After graduating from Middlebury in 2009, Garces entered the Peace Corps. “My decision to join the Peace Corps was a leap of faith. I had no idea what I was getting myself into. Prior to joining, I had interned at a large profitable company, a safe zone. I could have used that opportunity to pursue a full-time job, but I decided to take a different path, a path that really spoke to me.”
Garces devoted three years to engaging Jordanian youth. “My goal was to ensure employment opportunities for the youth.” He had to find new, productive, and exciting ways to engage them. “I noticed that the students loved taking pictures and videos, so I wanted to transform their interests into something productive. I applied for funding to start a film academy.”

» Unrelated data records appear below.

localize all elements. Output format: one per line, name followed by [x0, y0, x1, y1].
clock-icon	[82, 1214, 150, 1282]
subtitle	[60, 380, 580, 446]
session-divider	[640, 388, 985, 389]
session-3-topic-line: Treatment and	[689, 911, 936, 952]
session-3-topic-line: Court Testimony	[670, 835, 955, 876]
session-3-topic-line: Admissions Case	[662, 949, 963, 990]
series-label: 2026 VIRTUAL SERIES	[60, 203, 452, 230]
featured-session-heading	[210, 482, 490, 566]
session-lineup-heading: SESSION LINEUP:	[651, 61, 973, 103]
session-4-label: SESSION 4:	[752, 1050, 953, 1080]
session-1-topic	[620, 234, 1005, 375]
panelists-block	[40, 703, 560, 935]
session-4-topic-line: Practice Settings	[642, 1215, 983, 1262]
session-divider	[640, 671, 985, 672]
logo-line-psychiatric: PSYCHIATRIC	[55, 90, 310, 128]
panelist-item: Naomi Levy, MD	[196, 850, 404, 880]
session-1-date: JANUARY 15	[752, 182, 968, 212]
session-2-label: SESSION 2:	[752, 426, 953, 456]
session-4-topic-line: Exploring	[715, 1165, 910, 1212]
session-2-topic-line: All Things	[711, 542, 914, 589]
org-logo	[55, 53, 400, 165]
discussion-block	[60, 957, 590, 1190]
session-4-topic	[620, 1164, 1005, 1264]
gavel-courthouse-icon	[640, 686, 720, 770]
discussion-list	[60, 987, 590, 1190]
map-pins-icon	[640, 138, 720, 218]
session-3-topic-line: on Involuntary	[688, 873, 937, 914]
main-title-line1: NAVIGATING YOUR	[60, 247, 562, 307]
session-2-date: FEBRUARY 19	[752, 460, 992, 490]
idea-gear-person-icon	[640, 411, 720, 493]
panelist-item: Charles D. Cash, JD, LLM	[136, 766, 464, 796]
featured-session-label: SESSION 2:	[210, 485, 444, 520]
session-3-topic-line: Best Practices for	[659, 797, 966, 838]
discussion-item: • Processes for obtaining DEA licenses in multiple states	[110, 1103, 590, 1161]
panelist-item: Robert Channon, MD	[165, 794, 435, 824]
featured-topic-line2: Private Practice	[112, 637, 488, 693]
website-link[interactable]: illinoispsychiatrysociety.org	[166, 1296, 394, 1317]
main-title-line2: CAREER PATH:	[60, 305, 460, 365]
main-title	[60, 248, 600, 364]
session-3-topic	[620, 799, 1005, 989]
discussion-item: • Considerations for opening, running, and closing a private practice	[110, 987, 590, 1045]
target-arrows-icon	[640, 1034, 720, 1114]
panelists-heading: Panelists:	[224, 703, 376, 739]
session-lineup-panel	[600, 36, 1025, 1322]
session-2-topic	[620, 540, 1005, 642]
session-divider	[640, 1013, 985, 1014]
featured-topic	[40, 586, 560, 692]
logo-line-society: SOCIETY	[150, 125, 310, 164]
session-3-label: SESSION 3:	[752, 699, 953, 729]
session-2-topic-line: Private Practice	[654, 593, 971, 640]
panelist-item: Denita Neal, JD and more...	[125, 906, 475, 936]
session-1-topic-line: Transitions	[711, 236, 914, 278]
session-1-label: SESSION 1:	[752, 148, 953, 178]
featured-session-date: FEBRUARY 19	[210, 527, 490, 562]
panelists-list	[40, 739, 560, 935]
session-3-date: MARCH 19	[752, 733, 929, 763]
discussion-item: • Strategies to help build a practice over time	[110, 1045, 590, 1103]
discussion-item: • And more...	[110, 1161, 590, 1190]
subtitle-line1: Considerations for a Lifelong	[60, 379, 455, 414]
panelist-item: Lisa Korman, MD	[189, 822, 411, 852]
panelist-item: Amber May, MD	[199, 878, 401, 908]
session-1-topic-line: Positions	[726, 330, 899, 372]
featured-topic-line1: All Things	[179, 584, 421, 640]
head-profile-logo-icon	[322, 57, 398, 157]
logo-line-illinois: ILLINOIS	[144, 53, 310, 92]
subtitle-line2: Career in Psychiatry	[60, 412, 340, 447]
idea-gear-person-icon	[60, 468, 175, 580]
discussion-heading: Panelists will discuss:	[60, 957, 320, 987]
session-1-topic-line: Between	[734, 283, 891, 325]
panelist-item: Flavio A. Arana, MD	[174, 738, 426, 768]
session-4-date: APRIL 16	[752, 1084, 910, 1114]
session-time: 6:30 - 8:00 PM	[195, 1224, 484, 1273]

Garces did not let naysayers detract him from his goal. “I figured, we’ll make this work one way or another.” Having limited experience with film, Garces independently researched and studied the subject and eventually developed a unique curriculum from scratch. With funding from USAID, the program became a sustainable success that is running to this day. The program was so successful that Sundance even visited the schools.
What is Garces doing now? He’s working at a tech startup that is breaking down language barriers. With three languages other than English under his belt—Spanish, French, and Arabic—it seems like the right fit.